In its opinion in the Elsinore case the court regarded the individual lease as a matter of construction and the decision does not establish any hard and fast rule which can be applied to all oil and gas leases in cases where a monetary consideration is provided in addition to royalty and deferred drilling rentals. The court determined that as to the particular lease the evident intention of the parties was that the consideration for the lease was the entire $6,000. In the case at bar it is apparent that no such evident intention is discernible in the lease and there was an obvious difference in the consideration by reason of the fact that respondent had already paid the sum of $2,000 on the option of the property which was credited on the lease. Furthermore, under the terms of paragraph 31 of the instant lease respondent agreed to pay an additional $1,000 to the appellant for every three months he retained the lease whether any development work was accomplished or not. In the Elsinore case there was no obligation to pay any sums of money at all even though the lessee retained the lease. In the instant case, however, appellant was certain of getting the money as long as respondent remained in possession. The evidence is that appellant actually collected $3,000 for the option and lease of oil lands which proved to be worthless and that the property was tied up under both option and lease for a total period of nine months.
The other cases relied upon by appellant are likewise distinguishable from the case at bar, but it is not necessary to analyze them because no fixed and unvarying meaning can be applied to the term “bonus” without a construction of the particular lease in each case, and in the case at bar, as found by the trial court, paragraph 27 of the agreement clearly gave respondent the right to quitclaim the property at any time without liability for further payments of the quarterly installments.
Not only did the trial court so interpret paragraph 27, but this conclusion is also supported by the testimony.

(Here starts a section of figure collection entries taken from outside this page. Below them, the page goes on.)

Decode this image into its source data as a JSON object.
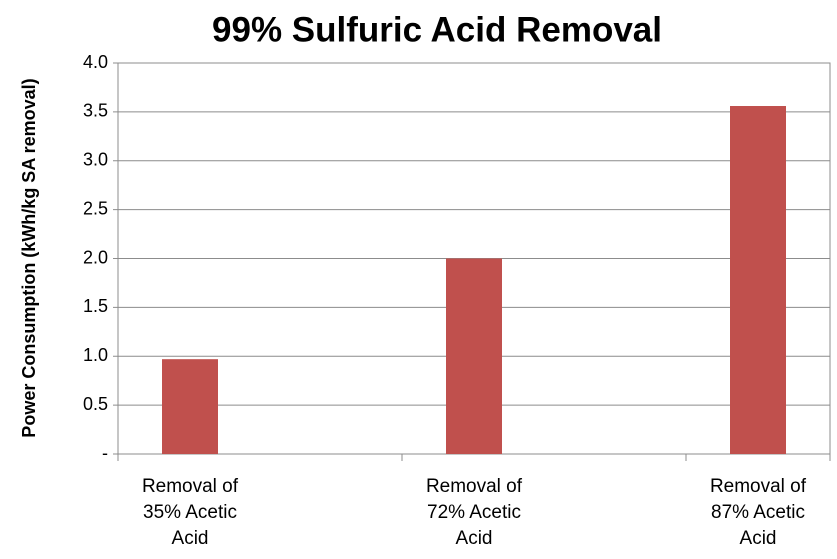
{
  "chart_data": {
    "type": "bar",
    "title": "99% Sulfuric Acid Removal",
    "ylabel": "Power Consumption  (kWh/kg SA removal)",
    "categories": [
      "Removal of 35% Acetic Acid",
      "Removal of 72% Acetic Acid",
      "Removal of 87% Acetic Acid"
    ],
    "values": [
      0.97,
      2.0,
      3.56
    ],
    "color": "#c0504d",
    "ylim": [
      0,
      4
    ],
    "yticks": [
      {
        "value": 0,
        "label": "-"
      },
      0.5,
      {
        "value": 1,
        "label": "1.0"
      },
      1.5,
      {
        "value": 2,
        "label": "2.0"
      },
      2.5,
      {
        "value": 3,
        "label": "3.0"
      },
      3.5,
      {
        "value": 4,
        "label": "4.0"
      }
    ],
    "grid": true
  }
}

Respondent testified that they had refused to pay the full amount of the cash bonus at one time because they “wanted an opportunity to find out if the land was worth it” and a chance to prove whether it was oil or gas land.
We agree with the trial court's interpretation of the lease and there is ample evidence to support its findings and judgment. Accordingly, the judgment is affirmed.
MURPHY, Justice pro tem.
PETERS, P. J., and WARD, J., concurred.